We see from the table that intangible assets of ten industries account for at least 90 percent of their market value; but among those ten, only software and pharmaceuticals also hold intangible assets valued at $800 billion or more.  In other words, they have a high percentage of intangible value but also a huge absolute dollar amount of intangible value.

It is perhaps not surprising that software and pharmaceuticals should be at the top of these lists – they have both become huge industries where the return on smart decision-making is high.  For me though, the takeaway from the table is that intangible assets are hugely important in all industries.

Importance of managing intangible assets

As the knowledge economy grows and the pace of competition accelerates, managing intangible assets has become increasingly important.  There are whole disciplines around this subject: measurement of intangibles; accounting for intangibles; tax issues for intangibles….  And senior managers have to think strategically about managing the different components of intangible value: people, brands, R&D, intellectual property, and so on.  This is difficult because intangibles are literally invisible, inherently hard to quantify, not easily recorded in company accounts, etc.

These are big topics but the point I want to make in today’s post concerns the common theme linking the components of intangible value.  That theme is information.  Without relevant, timely information, today’s knowledge workers would quickly be left behind by their counterparts in competing firms.  The firm’s competitive advantage would quickly erode.  The ability to manage information is a key success factor in today’s world.  Perhaps the key success factor.

Importance of managing information

It is perhaps a little curious that information management seems to receive less C-level attention than do the other components of intangible value.  There is much emphasis on topics like brand management, human capital management and corporate reputation management for example, but less discussion about best practices in information management.  Perhaps this is because C-level executives believe information management is more straightforward than these other processes.

Managing information sounds straightforward but is more complex than many realize.  Let’s take for example the process of finding relevant information for knowledge workers, which is just one element of the overall information management process.  Where is this information?  In many, many places, both internal and external to the enterprise: in emails, in corporate intranets, in SharePoint sites, in Knowledge Management infrastructure, in journals and newspapers, on competitor websites, in social media, in the vast reaches and long tail of the internet.  It exists in different silos and different formats.  It exists in great quantities such that users who search without the right filters are quickly swamped in irrelevant material.

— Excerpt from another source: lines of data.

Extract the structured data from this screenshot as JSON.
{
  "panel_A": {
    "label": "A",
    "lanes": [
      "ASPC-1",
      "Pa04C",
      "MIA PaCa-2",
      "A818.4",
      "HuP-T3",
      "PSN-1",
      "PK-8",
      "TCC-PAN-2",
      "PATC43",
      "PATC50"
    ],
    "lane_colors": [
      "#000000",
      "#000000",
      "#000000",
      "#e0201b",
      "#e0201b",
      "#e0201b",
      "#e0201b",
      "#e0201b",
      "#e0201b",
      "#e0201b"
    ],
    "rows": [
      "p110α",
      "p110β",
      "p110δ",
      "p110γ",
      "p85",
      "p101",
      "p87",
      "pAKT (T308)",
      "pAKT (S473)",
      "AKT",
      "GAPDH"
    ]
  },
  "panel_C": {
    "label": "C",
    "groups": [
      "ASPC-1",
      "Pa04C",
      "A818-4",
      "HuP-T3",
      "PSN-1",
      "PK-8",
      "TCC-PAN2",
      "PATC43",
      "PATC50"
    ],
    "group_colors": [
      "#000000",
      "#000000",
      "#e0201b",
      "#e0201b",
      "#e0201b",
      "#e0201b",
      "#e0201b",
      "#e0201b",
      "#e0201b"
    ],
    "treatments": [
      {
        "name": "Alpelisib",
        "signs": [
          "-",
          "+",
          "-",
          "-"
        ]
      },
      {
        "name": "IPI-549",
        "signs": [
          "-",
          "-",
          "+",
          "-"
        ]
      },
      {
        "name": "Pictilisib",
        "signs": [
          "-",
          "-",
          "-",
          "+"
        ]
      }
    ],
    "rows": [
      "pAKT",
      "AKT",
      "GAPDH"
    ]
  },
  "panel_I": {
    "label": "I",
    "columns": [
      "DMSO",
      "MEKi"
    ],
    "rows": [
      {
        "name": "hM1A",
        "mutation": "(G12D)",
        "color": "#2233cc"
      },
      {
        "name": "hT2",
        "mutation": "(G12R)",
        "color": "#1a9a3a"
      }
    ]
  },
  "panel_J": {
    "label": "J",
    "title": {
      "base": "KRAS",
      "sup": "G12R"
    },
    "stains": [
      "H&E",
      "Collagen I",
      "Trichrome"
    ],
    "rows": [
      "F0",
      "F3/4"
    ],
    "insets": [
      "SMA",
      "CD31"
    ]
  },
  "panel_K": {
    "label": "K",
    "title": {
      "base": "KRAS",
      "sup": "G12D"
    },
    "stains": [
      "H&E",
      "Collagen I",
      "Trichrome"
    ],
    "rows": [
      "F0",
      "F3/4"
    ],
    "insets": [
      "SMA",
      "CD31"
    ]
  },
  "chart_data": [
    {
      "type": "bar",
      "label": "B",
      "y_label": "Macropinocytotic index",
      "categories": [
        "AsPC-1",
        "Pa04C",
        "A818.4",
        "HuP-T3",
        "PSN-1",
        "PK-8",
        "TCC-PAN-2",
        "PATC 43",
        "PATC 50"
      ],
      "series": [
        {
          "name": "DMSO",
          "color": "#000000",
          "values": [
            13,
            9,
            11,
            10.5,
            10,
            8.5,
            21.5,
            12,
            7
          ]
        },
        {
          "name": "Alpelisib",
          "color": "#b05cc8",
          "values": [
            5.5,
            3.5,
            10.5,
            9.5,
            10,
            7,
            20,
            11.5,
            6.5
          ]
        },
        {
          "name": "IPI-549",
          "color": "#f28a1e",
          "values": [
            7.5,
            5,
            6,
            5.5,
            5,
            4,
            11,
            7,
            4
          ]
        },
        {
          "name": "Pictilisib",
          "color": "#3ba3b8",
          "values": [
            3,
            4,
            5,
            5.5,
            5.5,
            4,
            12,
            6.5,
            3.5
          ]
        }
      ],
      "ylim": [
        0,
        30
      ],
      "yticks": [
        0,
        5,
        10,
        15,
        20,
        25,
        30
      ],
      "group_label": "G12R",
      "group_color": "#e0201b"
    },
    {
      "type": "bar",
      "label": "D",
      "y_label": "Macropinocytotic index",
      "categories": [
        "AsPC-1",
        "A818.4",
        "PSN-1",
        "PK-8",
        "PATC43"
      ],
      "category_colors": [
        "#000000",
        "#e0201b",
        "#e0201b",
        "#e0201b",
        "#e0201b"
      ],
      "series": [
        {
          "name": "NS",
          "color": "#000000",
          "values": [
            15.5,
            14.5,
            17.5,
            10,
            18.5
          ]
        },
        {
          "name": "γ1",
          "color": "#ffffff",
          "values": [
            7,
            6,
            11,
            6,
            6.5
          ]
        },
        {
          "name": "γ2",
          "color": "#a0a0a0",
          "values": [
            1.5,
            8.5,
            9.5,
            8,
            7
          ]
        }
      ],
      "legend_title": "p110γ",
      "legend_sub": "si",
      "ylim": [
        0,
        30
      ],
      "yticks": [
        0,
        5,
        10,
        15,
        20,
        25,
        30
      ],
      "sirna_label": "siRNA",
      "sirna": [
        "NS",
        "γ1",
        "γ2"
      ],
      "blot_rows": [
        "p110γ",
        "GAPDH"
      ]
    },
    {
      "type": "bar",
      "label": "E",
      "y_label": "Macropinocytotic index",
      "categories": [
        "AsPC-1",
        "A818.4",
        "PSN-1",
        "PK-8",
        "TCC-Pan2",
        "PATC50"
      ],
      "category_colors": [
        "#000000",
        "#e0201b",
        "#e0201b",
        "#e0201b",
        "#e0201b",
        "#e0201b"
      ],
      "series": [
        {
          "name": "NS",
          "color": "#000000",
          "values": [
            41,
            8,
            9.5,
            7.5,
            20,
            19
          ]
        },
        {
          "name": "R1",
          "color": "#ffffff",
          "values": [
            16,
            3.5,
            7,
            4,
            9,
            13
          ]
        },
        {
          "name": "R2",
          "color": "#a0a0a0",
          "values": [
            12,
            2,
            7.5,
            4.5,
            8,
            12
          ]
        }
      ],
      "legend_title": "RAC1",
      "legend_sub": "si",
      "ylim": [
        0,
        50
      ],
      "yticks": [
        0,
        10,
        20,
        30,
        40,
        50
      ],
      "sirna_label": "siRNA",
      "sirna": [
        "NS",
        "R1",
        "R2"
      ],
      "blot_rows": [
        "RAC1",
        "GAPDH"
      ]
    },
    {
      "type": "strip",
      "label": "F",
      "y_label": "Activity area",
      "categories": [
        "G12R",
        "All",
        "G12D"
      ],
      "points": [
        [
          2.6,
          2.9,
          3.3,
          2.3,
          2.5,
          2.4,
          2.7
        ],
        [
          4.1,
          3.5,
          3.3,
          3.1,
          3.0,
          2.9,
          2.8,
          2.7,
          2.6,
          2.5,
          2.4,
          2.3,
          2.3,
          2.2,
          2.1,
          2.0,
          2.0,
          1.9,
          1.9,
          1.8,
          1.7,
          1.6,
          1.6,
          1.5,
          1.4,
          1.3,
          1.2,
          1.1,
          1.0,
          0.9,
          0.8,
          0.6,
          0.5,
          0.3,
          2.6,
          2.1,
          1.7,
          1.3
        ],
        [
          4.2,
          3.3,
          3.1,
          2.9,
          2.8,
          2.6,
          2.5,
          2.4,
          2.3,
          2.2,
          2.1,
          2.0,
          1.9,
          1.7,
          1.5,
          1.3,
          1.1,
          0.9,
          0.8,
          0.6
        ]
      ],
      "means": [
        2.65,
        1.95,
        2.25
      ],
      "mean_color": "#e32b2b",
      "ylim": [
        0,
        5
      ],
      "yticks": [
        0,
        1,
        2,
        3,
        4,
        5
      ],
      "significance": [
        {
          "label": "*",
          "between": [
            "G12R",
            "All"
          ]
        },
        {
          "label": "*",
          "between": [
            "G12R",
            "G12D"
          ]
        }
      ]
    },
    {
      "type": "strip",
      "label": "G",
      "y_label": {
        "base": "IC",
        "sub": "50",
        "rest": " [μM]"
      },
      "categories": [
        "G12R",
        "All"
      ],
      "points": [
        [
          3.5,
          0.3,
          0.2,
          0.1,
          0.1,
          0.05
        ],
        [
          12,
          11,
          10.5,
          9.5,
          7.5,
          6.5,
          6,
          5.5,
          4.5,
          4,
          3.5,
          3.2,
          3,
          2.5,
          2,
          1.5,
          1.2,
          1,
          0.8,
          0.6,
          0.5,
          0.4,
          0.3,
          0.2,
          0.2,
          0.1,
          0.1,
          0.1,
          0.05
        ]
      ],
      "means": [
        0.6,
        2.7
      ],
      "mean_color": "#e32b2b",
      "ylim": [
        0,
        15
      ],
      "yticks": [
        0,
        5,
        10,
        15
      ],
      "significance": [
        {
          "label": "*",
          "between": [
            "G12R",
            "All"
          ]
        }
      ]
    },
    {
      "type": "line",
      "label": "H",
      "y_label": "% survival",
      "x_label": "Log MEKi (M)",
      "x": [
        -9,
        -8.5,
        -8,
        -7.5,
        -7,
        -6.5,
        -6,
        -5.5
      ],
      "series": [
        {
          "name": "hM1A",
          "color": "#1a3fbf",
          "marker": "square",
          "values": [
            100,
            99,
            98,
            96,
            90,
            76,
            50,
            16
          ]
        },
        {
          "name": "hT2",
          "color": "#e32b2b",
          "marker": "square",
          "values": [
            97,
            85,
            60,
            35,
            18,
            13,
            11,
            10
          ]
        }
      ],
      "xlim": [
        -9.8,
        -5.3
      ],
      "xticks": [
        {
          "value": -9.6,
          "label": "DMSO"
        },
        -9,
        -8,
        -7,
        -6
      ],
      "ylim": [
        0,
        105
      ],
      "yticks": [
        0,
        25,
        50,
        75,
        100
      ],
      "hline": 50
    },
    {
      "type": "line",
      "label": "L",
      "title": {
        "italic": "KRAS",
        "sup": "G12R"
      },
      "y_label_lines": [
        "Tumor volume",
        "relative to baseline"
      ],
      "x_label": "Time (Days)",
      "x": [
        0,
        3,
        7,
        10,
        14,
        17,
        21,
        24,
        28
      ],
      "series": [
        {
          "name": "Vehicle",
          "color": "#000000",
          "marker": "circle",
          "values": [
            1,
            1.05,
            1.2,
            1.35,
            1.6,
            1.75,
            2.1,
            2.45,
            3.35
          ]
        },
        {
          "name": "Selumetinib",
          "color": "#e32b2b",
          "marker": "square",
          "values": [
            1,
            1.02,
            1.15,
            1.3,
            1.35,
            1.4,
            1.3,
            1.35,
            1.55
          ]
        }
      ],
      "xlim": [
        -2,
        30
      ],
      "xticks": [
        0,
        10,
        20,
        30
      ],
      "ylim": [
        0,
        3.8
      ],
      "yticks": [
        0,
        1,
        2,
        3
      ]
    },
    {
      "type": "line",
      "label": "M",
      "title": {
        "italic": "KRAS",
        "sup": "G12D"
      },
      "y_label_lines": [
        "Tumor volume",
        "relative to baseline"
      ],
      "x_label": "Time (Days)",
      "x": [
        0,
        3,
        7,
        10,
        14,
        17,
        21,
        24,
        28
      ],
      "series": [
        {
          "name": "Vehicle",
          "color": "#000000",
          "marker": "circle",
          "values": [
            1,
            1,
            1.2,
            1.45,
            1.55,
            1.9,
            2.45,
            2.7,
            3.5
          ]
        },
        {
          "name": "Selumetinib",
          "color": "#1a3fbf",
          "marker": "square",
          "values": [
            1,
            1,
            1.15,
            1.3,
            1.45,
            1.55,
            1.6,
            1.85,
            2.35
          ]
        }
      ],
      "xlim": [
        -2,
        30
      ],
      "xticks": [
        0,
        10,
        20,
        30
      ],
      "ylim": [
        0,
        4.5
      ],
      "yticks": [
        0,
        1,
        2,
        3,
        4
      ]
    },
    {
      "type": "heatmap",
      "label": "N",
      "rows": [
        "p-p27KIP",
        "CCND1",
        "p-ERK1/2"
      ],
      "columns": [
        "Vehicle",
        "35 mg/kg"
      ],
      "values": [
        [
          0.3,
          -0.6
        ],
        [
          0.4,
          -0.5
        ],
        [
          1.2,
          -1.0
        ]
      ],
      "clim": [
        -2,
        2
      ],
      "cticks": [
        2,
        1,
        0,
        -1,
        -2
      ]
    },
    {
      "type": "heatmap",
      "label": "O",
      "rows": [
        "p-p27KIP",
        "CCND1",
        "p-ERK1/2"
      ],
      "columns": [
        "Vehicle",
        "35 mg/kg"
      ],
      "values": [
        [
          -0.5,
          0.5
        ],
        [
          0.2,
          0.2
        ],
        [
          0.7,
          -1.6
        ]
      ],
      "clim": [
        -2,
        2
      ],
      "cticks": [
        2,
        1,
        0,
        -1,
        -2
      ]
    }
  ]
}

Our current information management systems have a hard time dealing with this multitude of sources and formats.  But as the value of information rises, it is more important than ever that organizations put in place systems and platforms that can transition seamlessly across different sources and formats and that can simplify the process of discovering and distributing high-quality relevant information to the right people at the right time in the context of their work.

PwC has it right:

“Information – and the ability to manage it – is one of the highest-value intangible assets of any company, in any sector.”

This observation is only going to become more true.